The liquid crystal display panel shown in Fig. 6 was produced using the hygroscopic substrate obtained as described above, and stored in an environmental tester at 60 ° C and 90% RH for one week. Thereafter, the panel display state was visually confirmed, and it was evaluated whether or not the display portion was whitened. The evaluation criteria are as follows.

Good: no whitening was seen on the display.

Bad: The display is visible and whitened.

The results of the assessment are shown in the column of “Panel Evaluation” in Table 1.

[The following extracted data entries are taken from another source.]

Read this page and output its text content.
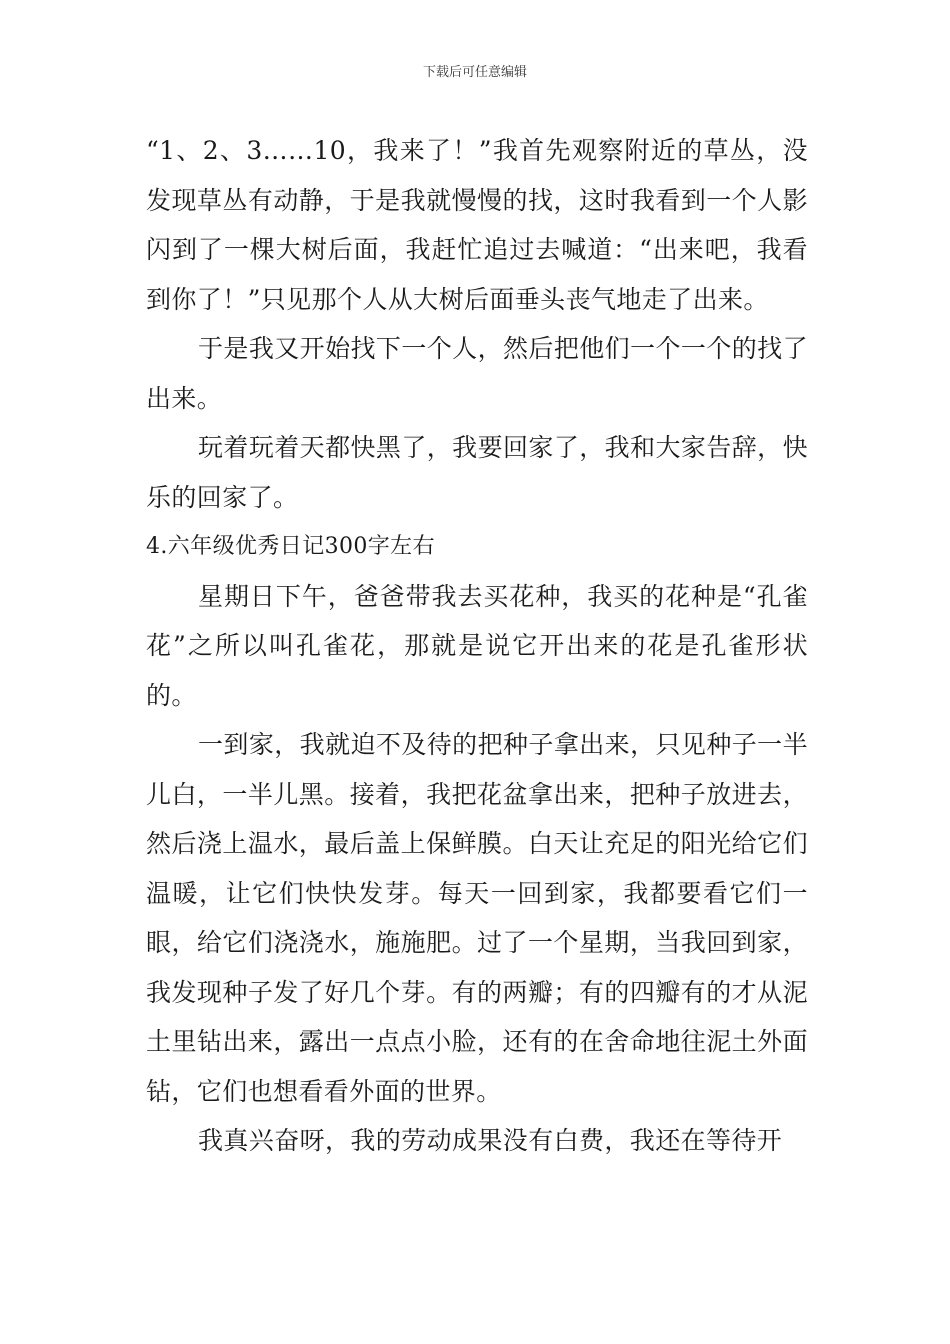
下载后可任意编辑

“1、2、3……10，我来了！”我首先观察附近的草丛，没发现草丛有动静，于是我就慢慢的找，这时我看到一个人影闪到了一棵大树后面，我赶忙追过去喊道：“出来吧，我看到你了！”只见那个人从大树后面垂头丧气地走了出来。

于是我又开始找下一个人，然后把他们一个一个的找了出来。

玩着玩着天都快黑了，我要回家了，我和大家告辞，快乐的回家了。

4.六年级优秀日记300字左右

星期日下午，爸爸带我去买花种，我买的花种是“孔雀花”之所以叫孔雀花，那就是说它开出来的花是孔雀形状的。

一到家，我就迫不及待的把种子拿出来，只见种子一半儿白，一半儿黑。接着，我把花盆拿出来，把种子放进去，然后浇上温水，最后盖上保鲜膜。白天让充足的阳光给它们温暖，让它们快快发芽。每天一回到家，我都要看它们一眼，给它们浇浇水，施施肥。过了一个星期，当我回到家，我发现种子发了好几个芽。有的两瓣；有的四瓣有的才从泥土里钻出来，露出一点点小脸，还有的在舍命地往泥土外面钻，它们也想看看外面的世界。

我真兴奋呀，我的劳动成果没有白费，我还在等待开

1‧‧‧Moisture-proof substrate

2‧‧‧Hygroscopic substrate

3‧‧‧Dampproof film

Claims (6)

A method for producing a moisture-proof substrate, comprising: comprising at least one side of a hygroscopic substrate having a water absorption ratio of 1% or more, formed by a plasma chemical vapor deposition method comprising a carbon content including 2.0 A moisture-proof film having a thickness of 30 nm or more of a cerium oxide film or a yttrium oxynitride film of a carbon component of at% or more and 20.0 at% or less. The method for producing a moisture-proof substrate according to the first aspect of the invention, wherein the film formation is carried out by a plasma chemical vapor deposition method using a film-forming material gas containing an organic germanium monomer. A moisture-proof substrate comprising: a moisture-absorbing substrate having a water absorption ratio of 1% or more; and a moisture-proof film formed on at least one side of the moisture-absorbing substrate; and the moisture-proof film The ruthenium oxide film or the yttrium oxynitride film containing a carbon component having a carbon content of 2.0 at% or more and 20.0 at% or less is included, and the film thickness is 30 nm or more. A moisture-proof substrate according to claim 3, wherein the moisture permeability in an environment of 25 ° C and 90% RH is 6.0 g / (m ² .24 h) or less. A polarizing plate characterized by having a moisture-proof substrate of claim 3 or 4. A liquid crystal display panel characterized by having a polarizing plate of claim 5th.